Glycolysis, fatty acid synthesis, and amino acid metabolism contribute to rFlaA:Betv1-induced expression of co-stimulatory molecules. mDCs were pretreated for 90 min with the indicated inhibitor concentrations, followed by stimulation with 27.4 µg/mL of rFlaA:Betv1 for 24 h (A). Cells were harvested, and surface expression of the indicated co-stimulatory molecules was quantified as geometric mean fluorescence intensities (MFI) by flow cytometry. Data are results of three to four independent experiments (B). Statistical comparisons were performed by 2-way ANOVA with correction for multiple comparisons according to Turkey and indicated as: n.s. p-value > 0.05, * p-value < 0.05, ** p-value < 0.01, or *** p-value < 0.001.

Figure 5

rFlaA:Betv1 triggers a mTOR- and fatty acid metabolism-dependent secretion of antimicrobial factors from stimulated mDCs. E. coli K12 cultures were incubated for 2.5 h with supernatants derived from mDCs stimulated as indicated and plated overnight on agar plates (A). Bacterial growth was documented photographically (B) and colony numbers were counted manually (C). Bacterial growth in liquid cultures was determined photometrically by measuring the OD_600nm 1.5 h post-addition of the indicated supernatants (D,E). Data are either representative results of four independent experiments that showed similar results (B) or results of three to four independent experiments (C,E).
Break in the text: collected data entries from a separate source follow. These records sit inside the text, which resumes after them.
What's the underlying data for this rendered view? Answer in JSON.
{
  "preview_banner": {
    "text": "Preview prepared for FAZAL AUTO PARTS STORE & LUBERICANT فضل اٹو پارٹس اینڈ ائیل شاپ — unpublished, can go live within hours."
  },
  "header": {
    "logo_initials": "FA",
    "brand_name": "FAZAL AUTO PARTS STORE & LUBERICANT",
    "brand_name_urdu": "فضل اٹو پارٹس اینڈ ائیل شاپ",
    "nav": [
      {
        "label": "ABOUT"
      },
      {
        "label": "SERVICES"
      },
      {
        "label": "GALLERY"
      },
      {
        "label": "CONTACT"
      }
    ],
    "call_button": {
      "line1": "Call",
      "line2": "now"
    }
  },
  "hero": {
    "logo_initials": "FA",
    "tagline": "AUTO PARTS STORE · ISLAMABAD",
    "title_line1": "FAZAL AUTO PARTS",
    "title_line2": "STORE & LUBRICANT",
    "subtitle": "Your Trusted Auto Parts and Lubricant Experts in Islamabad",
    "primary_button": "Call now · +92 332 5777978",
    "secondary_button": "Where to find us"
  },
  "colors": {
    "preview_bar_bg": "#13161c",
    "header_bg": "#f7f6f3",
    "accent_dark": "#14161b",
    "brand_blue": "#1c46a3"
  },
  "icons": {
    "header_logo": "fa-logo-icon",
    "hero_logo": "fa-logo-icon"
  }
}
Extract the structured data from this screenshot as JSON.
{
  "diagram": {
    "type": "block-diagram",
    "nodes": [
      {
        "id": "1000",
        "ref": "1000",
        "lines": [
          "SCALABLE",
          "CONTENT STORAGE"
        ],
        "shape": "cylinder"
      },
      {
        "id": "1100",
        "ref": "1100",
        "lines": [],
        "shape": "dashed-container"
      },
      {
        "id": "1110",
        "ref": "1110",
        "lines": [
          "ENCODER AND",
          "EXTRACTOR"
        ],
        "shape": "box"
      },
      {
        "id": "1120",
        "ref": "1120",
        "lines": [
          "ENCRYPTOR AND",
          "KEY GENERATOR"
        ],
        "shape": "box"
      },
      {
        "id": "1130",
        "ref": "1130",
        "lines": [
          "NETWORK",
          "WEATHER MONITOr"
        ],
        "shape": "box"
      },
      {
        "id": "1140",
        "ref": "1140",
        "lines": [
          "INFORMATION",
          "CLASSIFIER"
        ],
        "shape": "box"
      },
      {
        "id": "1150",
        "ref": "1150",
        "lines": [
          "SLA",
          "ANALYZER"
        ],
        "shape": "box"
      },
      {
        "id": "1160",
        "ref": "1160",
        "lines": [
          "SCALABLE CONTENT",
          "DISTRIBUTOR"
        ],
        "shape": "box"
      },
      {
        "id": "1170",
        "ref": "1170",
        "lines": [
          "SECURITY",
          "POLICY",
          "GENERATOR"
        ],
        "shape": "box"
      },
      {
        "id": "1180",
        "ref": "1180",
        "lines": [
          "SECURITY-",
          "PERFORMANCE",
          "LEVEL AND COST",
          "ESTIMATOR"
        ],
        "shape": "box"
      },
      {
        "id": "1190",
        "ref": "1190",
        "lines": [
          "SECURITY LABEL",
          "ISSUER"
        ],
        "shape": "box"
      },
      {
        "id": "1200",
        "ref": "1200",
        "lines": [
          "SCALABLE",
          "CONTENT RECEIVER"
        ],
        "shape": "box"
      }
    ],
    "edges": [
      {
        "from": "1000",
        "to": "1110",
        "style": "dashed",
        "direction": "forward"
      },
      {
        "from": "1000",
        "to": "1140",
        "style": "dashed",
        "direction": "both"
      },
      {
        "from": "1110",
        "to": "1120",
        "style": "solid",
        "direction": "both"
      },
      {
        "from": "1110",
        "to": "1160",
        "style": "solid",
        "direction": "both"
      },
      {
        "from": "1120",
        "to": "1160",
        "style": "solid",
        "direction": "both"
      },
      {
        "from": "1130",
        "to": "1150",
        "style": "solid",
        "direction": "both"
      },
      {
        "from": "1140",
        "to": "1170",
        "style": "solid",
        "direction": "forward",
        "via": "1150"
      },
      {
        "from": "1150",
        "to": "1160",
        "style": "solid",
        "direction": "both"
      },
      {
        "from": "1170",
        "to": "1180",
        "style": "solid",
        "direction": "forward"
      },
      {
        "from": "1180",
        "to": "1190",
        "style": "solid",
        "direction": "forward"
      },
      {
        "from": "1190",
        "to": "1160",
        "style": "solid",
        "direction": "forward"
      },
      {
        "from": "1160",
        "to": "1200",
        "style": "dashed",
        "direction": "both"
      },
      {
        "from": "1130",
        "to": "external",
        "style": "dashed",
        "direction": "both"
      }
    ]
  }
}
Statistical comparisons were performed by 2-way ANOVA with correction for multiple comparisons according to Turkey and indicated as: n.s. p-value > 0.05, * p-value < 0.05, ** p-value < 0.01, or *** p-value < 0.001.

Figure 6

Fatty acid metabolism contributes to the T cell modulating properties of rFlaA:Betv1-stimulated mDCs. BALB/c mDCs were co-cultured with CD4⁺ T cells isolated from spleens of BALB/c mice that were previously immunized with the major birch pollen allergen Bet v 1 and alum. Prior to co-cultures, mDCs were pretreated for 16 h with metabolic inhibitors (5 nM rapamycin, 0.5 mM 2-DG, 1 µM BPTES, or 0.2 µg/mL cerulenin), then the medium was changed. mDCs were either left alone (solid bars) or T cells were added (bars with dotted pattern). Cultures were either left unstimulated or re-stimulated with either 2 µg/mL Bet v 1 with and without the addition of equimolar amounts of either rFlaA:Betv1 or rFlaA+Betv1 for additional 70 h (A). Cytokine secretion was determined for IL-2, IL-10, IL-5, and IFN-γ (B). Data are mean results of four independent experiments±SD. Statistical comparisons were performed by 2-way ANOVA with correction for multiple comparisons according to Dunnett and indicated as: n.s. p-value > 0.05, * p-value < 0.05, ** p-value < 0.01, or *** p-value < 0.001.